Pemilik akun @rlthingy mengungkapkan, dirinya tidak tahu pasti kebenaran pesan tersebut. Ia juga mengimbau kepada masyarakat untuk waspada.

Kepala Bagian Humas Badan Meteorologi, Klimatologi, dan Geofisika (BMKG), Hary Djatmiko mengatakan, informasi tersebut tidak benar atau hoaks.

"Informasi ini sudah dapat dipastikan hoaks. Teknologi saat ini belum mampu memprediksi dengan tepat, apalagi memastikan kapan terjadinya gempa megathrust tersebut," ujar Hary saat dihubungi Kompas.com, Jumat.

Menurut Hary, dalam ketidakpastian tersebut, yang perlu dilakukan adalah upaya mitigasi yang tepat seperti menyiapkan langkah-langkah konkret yang perlu segera dilakukan untuk meminimalisasi risiko kerugian sosial ekonomi dan korban jiwa.

2. Gempa susulan bermagnitudo 7,5 pukul 22.30-23.59 WIB

Selain itu, muncul juga informasi tentang adanya gempa susulan pukul 22.30-23.59 WIB yang akan terjadi di Madura, Jawa Timur.

Dilansir dari akun resmi Instagram, BMKG, @infobmkg mengungkapkan, mereka mendapatkan informasi dari salah satu pengguna yang menanyakan kebenaran isi pesan tersebut.

Pihak BMKG mengonfirmasi bahwa informasi gempa susulan tersebut merupakan hoaks.
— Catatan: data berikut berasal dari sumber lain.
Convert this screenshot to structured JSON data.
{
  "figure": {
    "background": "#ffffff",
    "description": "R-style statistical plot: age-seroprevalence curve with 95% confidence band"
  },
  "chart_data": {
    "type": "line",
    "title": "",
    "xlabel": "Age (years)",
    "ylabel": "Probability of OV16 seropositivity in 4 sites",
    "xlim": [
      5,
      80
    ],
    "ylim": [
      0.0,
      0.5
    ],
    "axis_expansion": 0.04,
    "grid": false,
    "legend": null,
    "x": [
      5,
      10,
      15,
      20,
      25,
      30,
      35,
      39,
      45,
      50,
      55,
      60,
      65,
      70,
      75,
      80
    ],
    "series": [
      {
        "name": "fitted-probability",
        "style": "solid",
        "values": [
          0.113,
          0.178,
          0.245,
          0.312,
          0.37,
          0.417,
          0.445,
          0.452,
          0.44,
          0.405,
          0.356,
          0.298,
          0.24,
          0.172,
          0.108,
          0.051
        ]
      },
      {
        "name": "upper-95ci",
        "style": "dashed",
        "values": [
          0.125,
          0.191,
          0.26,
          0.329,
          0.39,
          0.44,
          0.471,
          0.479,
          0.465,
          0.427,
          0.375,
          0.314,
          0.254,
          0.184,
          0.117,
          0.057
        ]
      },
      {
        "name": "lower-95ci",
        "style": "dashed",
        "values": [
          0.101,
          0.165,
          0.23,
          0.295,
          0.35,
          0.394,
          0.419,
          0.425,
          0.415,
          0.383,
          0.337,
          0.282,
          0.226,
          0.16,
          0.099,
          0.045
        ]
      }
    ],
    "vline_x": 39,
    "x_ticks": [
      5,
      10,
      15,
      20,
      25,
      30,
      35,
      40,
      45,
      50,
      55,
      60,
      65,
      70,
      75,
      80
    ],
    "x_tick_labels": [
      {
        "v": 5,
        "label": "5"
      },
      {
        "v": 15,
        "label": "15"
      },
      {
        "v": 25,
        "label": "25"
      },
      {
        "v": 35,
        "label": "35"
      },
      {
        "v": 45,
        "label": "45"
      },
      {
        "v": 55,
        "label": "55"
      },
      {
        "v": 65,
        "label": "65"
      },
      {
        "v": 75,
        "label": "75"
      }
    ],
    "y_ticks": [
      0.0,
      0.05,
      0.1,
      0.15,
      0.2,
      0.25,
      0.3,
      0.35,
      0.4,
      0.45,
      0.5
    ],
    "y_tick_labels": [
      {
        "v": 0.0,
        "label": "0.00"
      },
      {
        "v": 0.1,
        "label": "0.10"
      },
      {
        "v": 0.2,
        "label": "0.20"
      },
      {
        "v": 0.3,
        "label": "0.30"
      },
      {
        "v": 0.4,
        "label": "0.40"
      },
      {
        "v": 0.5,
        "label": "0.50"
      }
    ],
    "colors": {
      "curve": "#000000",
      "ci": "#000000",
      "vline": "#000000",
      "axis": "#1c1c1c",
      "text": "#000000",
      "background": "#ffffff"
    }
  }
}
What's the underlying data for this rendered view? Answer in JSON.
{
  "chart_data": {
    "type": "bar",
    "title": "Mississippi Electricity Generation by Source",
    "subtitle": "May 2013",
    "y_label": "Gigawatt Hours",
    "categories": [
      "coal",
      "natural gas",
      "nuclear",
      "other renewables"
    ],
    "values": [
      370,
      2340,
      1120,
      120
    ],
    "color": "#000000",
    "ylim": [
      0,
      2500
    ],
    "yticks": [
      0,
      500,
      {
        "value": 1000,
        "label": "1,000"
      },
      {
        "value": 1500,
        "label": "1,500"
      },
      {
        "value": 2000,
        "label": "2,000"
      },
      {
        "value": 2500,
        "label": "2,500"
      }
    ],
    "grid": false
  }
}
Gempa susulan normalnya terjadi setelah gempa-gempa besar dan berkekuatan relatif kecil.

"Gempa susulan terbesar yang pernah tercatat oleh BMKG yakni bermagnitudo 3,5. Sementara, jika ada informasi yang menyebutkan prediksi gempa susulan dengan angka 7,5 itu sudah jelas merupakan hoaks," ujar Hary.

Hingga saat ini, gempa belum bisa diprediksi kapan datangnya dan juga menunjukkan berapa besar kekuatannya.

Imbauan BMKG

Atas beredarnya informasi mengenai gempa susulan, Hary mengimbau kepada masyarakat untuk tidak mudah percaya atas informasi tersebut dan tetap update berita mengenai gempa dan tsunami dari akun resmi BMKG.